As soon as QuestDB supports sharded tables, it would be great to allow the geohash operation to be used as a special key for sub-partitioning the data.

CREATE TABLE positions (
  time TIMESTAMP,
  id SYMBOL,
  mmsi INT,
  lat FLOAT,
  lon FLOAT,
  geo6 geohash(6c),
  geo12 geohash(12c)
) TIMESTAMP(time) PARTITION BY HOUR SHARD BY GEOHASH(geo6, 1c);

Describe alternatives you've considered.

No response

Additional context.

No response

igor-suhorukov commented 1 year ago

H3 Hierarchical Spatial Index partitioning also works perfect for this task in PostgreSQL/Spark Partitioning technique for OSM world and approach overview

marregui commented 1 year ago

There will be a first round at this for type SYMBOL, soon, as per the public road map https://github.com/orgs/questdb/projects/1/views/5?pane=issue&itemId=20369114

addu390 commented 2 weeks ago

Is SHARD BY on the road-map?
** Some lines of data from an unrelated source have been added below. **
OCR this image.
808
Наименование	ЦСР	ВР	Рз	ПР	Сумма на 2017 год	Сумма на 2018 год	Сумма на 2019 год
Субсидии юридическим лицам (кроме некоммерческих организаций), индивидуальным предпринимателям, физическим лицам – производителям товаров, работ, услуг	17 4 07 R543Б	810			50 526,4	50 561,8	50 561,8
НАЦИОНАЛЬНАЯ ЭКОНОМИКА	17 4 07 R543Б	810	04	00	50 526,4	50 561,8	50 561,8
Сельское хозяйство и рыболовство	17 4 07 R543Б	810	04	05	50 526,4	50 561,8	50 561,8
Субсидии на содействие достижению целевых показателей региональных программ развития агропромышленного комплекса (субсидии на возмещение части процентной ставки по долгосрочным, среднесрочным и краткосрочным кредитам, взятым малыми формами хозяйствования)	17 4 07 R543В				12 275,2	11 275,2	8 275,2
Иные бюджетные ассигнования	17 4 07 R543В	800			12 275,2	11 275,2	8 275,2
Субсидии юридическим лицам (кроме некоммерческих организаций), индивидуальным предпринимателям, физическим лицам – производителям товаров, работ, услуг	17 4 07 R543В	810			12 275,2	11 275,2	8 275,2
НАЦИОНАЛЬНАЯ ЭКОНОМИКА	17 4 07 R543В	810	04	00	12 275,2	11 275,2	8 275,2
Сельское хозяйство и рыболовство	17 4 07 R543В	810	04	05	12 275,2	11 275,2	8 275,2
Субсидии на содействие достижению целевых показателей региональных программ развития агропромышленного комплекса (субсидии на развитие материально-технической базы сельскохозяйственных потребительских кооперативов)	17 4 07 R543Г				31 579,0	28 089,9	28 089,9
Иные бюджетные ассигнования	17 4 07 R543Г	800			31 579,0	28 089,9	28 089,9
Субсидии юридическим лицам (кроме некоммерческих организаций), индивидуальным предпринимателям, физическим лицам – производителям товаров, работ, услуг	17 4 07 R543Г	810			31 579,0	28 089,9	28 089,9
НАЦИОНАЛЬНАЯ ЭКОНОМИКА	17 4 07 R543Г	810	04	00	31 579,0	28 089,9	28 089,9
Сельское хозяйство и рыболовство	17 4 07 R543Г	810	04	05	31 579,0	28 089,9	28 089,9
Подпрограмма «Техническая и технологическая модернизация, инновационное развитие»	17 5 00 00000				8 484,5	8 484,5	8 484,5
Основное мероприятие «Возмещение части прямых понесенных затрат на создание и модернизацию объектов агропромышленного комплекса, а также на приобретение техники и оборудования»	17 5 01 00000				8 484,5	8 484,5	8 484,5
Only supporting partitioning by time is what is holding me back from using QuestDB!

nwoolmer commented 2 weeks ago

It is, see above.

addu390 commented 2 weeks ago

It is, see above.

Looks like it's in Q4 of 2024. Is the current recommendation by QuestDB to create multiple tables (of same schema) as a work-around or is there a better way?

nwoolmer commented 2 weeks ago

That's the usual route, and adding the symbol value to the table name to distinguish them.